There is some historical context here as well. In its first decades, Israel pursued a foreign policy that focused on building ties with states on the periphery of the Arabian peninsula and the Levant, such as Turkey, Ethiopia and Iran. Until the 1979 Islamic revolution in Iran, Israel enjoyed a strong relationship with the Shah. Iranians don’t have the searing memories that Arabs have of regional wars with the Jewish state: Iran’s aggression against Jews and Israelis is through terrorism, not military action.

A handful of Israeli officials argued in the 1990s and 2000s that Israel should pursue a regime change in Iran, aimed at bolstering and unifying the country’s opposition. The main voice pushing for this approach was the late Uri Lubrani, who was Israel’s last ambassador in Tehran. Another proponent of a regime change strategy was the late Mossad chief Meir Dagan.

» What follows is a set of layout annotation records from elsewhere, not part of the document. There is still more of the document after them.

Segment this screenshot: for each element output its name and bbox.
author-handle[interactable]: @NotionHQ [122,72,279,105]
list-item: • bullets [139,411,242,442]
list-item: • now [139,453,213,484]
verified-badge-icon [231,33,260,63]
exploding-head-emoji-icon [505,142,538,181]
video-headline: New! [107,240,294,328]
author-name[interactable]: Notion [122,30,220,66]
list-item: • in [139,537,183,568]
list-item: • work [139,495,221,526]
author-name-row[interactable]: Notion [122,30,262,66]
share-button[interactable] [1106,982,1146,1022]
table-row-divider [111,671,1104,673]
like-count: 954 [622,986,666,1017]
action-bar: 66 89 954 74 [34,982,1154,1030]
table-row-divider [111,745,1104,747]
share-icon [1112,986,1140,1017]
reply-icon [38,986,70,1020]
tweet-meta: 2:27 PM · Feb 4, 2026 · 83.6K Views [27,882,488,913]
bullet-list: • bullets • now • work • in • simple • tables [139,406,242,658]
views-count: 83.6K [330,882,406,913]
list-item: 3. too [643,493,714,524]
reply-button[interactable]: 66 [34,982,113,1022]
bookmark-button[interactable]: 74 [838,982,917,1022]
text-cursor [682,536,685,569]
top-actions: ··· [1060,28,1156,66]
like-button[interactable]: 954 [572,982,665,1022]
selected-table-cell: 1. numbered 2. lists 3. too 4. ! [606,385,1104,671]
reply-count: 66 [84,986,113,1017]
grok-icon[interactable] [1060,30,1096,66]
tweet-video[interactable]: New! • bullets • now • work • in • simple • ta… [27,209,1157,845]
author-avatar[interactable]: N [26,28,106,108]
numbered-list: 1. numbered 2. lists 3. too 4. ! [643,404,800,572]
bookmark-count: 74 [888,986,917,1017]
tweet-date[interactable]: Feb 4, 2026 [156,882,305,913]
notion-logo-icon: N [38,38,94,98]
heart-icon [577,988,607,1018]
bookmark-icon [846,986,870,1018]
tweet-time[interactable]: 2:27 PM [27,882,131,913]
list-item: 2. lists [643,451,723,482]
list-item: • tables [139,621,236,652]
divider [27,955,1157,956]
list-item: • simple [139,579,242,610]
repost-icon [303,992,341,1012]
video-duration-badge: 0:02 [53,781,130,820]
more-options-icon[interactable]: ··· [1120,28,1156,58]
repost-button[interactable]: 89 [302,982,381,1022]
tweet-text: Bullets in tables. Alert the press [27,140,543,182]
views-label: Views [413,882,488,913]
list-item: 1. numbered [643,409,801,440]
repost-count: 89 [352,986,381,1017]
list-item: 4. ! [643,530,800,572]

But Lubrani and Dagan were dissenters within Israel’s national security establishment. As it happened, Israel pursued a policy in this period of sabotage (of industrial equipment) and targeted killings (of Iranian scientists) in order to cripple Iran’s nuclear program. Diplomatically, Israel supported U.S.-led efforts to sanction Iran’s economy.

On the surface, it would appear that Netanyahu has come around to Lubrani’s position. But it’s more complicated. Netanyahu was a leading advocate for getting the U.S. out of the 2015 Iranian nuclear deal, which means imposing again the crippling sanctions on Iran's banks and oil exports to get Iran to dismantle its program and end its regional aggression. This is not regime change. It’s behavior change.

The correct way to view Netanyahu’s YouTube performances, says his spokesman David Keyes, is as “an attempt to show the Iranian people what Israel is about.” Netanyahu is trying to go over the heads of the regime and speak directly to Iranians. Nevertheless, Keyes stresses that this public diplomacy “does not counter the importance of raising economic pressure on the Iranian regime.” When Western money flows into Iran, he says, it is “stolen from the people and used to wage wars in the Middle East.”

That said, Keyes himself has a revolutionary pedigree. Before he became Netanyahu’s spokesman in 2016, he helped create a web site that allows activists all over the world to share techniques and strategies for building indigenous people-power movements. Keyes also gained some fame for filming stunts to embarrass Iranian officials when they visit the West, including one in which he parked an ice cream truck outside of a venue where the Iranian foreign minister was speaking and offered him free ice cream to to “celebrate” the regime’s 1,000 hangings.

All this gets to the contradiction underlying Netanyahu’s public diplomacy, and for that matter U.S. policy as well. On the one hand, the message is correct. Israel, America and Iran’s people share a common foe: the mullahs. On the other hand, the U.S.’s current strategy is to cut off Iran’s chief export, oil. This strategy will no doubt hinder Iran’s efforts to spread terror in the Middle East, but in the process millions of Iranians will also suffer.

A better strategy would be for the West to pursue true solidarity with the Iranians who want to take their country back. Isolating banks from the world financial system, for example, makes it harder for Iranians living abroad to wire money back home to support, say, a strike fund. Better to target individual leaders and institutions. This is what Iranian Nobel Laureate Shirin Ebadi means when she says that sanctions should be designed to hurt the regime, not the people.

For now, that is not the policy of Israel or the U.S. Until it is, Netanyahu’s YouTube diplomacy with Iran will be little more than geopolitical trolling.